Adding a new product line is the perfect chance to try working with another supply chain, especially if you haven’t been happy with your current team, or have been working with them for a long time. Who knows? If the new suppliers really impress you, it may make sense for you to bring all your business to the new supplier when your product reaches maturity.

Choose the “best” to get the best results

The notion of “best” for each line implies obvious gains. Having suppliers whose competencies are matched with the needs of your product can lead to faster delivery, higher quality and lower cost—which in turn can lead to increased customer satisfaction and increased profits.
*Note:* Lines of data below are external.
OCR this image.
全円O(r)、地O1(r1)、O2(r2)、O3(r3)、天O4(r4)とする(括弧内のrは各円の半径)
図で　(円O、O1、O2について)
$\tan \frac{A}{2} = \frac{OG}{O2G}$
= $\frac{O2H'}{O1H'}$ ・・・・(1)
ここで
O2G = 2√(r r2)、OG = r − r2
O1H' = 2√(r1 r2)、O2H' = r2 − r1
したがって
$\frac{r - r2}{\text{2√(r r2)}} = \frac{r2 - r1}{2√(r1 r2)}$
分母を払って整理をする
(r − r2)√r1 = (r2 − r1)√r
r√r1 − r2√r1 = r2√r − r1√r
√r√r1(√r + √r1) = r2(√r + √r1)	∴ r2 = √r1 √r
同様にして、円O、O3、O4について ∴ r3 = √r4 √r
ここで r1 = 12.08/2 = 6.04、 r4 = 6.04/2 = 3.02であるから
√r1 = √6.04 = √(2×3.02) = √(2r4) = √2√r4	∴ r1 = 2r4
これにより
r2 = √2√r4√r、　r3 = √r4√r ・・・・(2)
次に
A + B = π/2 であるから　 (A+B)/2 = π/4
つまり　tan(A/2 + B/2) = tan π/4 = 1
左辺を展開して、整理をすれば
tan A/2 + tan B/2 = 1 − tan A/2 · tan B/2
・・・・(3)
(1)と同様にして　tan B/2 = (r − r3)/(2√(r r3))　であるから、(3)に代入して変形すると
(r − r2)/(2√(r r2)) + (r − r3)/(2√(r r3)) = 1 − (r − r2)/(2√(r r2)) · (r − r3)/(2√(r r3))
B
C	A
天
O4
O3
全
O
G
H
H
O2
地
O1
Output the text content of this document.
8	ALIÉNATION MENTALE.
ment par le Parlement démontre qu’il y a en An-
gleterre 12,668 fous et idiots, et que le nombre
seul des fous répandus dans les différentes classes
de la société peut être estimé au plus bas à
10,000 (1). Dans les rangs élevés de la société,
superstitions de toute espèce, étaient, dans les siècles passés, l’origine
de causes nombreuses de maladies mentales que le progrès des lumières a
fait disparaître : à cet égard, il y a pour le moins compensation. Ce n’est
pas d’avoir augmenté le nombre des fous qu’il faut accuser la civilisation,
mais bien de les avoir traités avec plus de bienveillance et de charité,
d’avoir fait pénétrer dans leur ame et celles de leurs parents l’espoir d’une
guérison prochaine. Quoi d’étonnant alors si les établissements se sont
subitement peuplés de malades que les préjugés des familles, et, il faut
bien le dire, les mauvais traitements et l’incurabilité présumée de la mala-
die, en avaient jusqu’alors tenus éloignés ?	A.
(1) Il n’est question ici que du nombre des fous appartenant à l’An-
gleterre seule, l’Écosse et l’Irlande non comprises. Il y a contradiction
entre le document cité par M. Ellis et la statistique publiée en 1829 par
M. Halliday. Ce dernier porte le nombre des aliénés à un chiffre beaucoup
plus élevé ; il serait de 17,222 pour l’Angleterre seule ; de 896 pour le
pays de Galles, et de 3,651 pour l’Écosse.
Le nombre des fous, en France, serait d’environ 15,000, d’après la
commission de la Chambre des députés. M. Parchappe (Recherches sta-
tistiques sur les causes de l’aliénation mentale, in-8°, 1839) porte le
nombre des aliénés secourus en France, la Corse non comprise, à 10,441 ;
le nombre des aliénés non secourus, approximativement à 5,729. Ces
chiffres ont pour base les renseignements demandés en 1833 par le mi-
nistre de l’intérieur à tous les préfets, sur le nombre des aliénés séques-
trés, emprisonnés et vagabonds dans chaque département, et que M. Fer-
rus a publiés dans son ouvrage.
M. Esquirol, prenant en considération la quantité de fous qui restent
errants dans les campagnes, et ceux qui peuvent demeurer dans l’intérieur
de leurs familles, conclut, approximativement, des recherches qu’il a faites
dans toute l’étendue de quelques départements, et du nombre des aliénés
Take the opportunity to innovate

The prototype and early production phases are a great time to shake things up. There are few times in your company lifecycle that you have the opportunity to really innovate, so make the most of them when they come. Even if you are happy with your current supplier, adding a new supply chain shakes things up, and allows you to flush out new ideas for your product and process. By sticking with one supplier, you miss the opportunity to find a new and better way to do things.

To recap:

You may want your current supply chain to manage your new product line if:

  • Your internal management team lacks the availability and competency to take on new supply chain partners
  • You have high-volume, low-complexity products that share similar tooling, raw materials, or assembly procedures
  • Your current supply chain partner can offer diverse solutions and has room to grow
  • You are confident in your ability to source back-ups if something happens to your current partner

Consider working with a new supply chain team to manage your new product line if:

  • The components and manufacturing processes of your new and current products line are very different
  • Your management team has the availability to take on additional responsibilities
  • You can’t afford a slip in quality
  • You’d like to reduce your overall supply chain risk
  • You don’t have strong relationships with your current supply chain partners

Tips for making it work

If you stick with your current supply chain partner through a new product introduction, it may make sense to use the new product as a bargaining chip for better terms, or as a way to demonstrate your faith in your partner and improve the relationship. Remember, happy supply chain partners do a better job, and ultimately create a higher level of customer satisfaction. If you stay with your current supply chain, think it through—don’t put all of your eggs in one basket just because it is the path of least resistance. When you have a positive relationship with your supply chain it’s easy to assume there’s nothing better out there, but it may be a worthwhile investment to perform your due diligence and explore the potential of a new supply chain. If you diversify, start small—the less you gamble, the less you can lose. Whenever you are dealing with new partners you should be careful about how quickly you invest. Put your toe in the water to see how it feels before you jump in. If you are planning to make the investment in a new supply chain, consider how many units will have to be sold to recover your sunk costs. Don’t rush into a new manufacturing environment without making sure there is potential to recover your upfront costs.  Keep your eyes open for the sales pitch—while a new supplier will make big promises to get your business, it’s important to bring the sales pitch down into cold hard facts.